Data Structure and Algorithms II
Bachelor course - Computer Science & Engineering Informatic, Central University of Las Villas, Faculty of Mathematics, Physics, and Informatics, 2018
Hands-on experience in designing, analyzing, and implementing efficient algorithms and data structures to solve complex computational problems.
Introduction to Information Systems
Master course - Master of Management, Hasselt University, Faculty of Business Economics, 2020
Study of business information systems with a focus on Business Intelligence, data management, and practical applications in spreadsheets, while exploring digital commerce, security risks, and decision-support tools.

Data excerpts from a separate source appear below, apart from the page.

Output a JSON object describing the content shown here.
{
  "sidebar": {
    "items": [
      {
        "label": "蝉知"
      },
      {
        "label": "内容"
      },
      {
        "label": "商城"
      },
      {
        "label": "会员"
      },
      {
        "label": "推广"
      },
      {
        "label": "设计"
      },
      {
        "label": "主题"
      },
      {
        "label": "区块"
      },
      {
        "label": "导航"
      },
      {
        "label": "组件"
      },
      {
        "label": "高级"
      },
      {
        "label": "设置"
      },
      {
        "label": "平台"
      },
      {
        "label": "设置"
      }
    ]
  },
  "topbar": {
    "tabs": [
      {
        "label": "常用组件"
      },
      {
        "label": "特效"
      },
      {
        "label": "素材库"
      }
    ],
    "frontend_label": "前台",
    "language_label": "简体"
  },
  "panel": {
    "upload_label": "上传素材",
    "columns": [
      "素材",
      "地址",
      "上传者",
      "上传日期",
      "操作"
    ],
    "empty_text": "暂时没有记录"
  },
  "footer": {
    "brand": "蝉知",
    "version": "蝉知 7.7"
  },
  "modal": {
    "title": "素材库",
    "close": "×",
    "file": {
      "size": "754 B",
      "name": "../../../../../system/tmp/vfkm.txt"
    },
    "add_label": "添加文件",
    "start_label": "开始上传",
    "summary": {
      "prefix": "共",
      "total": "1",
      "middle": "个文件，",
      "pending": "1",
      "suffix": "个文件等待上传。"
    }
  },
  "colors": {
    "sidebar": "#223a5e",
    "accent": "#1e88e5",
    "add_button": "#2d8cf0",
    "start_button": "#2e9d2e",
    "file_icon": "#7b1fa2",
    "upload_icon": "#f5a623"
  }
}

Machine Learning for managers
Guest lecture - Program Master of Management, Hasselt University, Faculty of Business Economics, 2026
Lecture designed to give business students a practical, non-technical grounding in ML concepts, covering the main types of supervised learning through intuitive real-world examples. The lecture closes with a business-oriented lens on ROI, ethical considerations, and model selection trade-offs, reinforcing that models are decision-support tools rather than replacements for human judgment.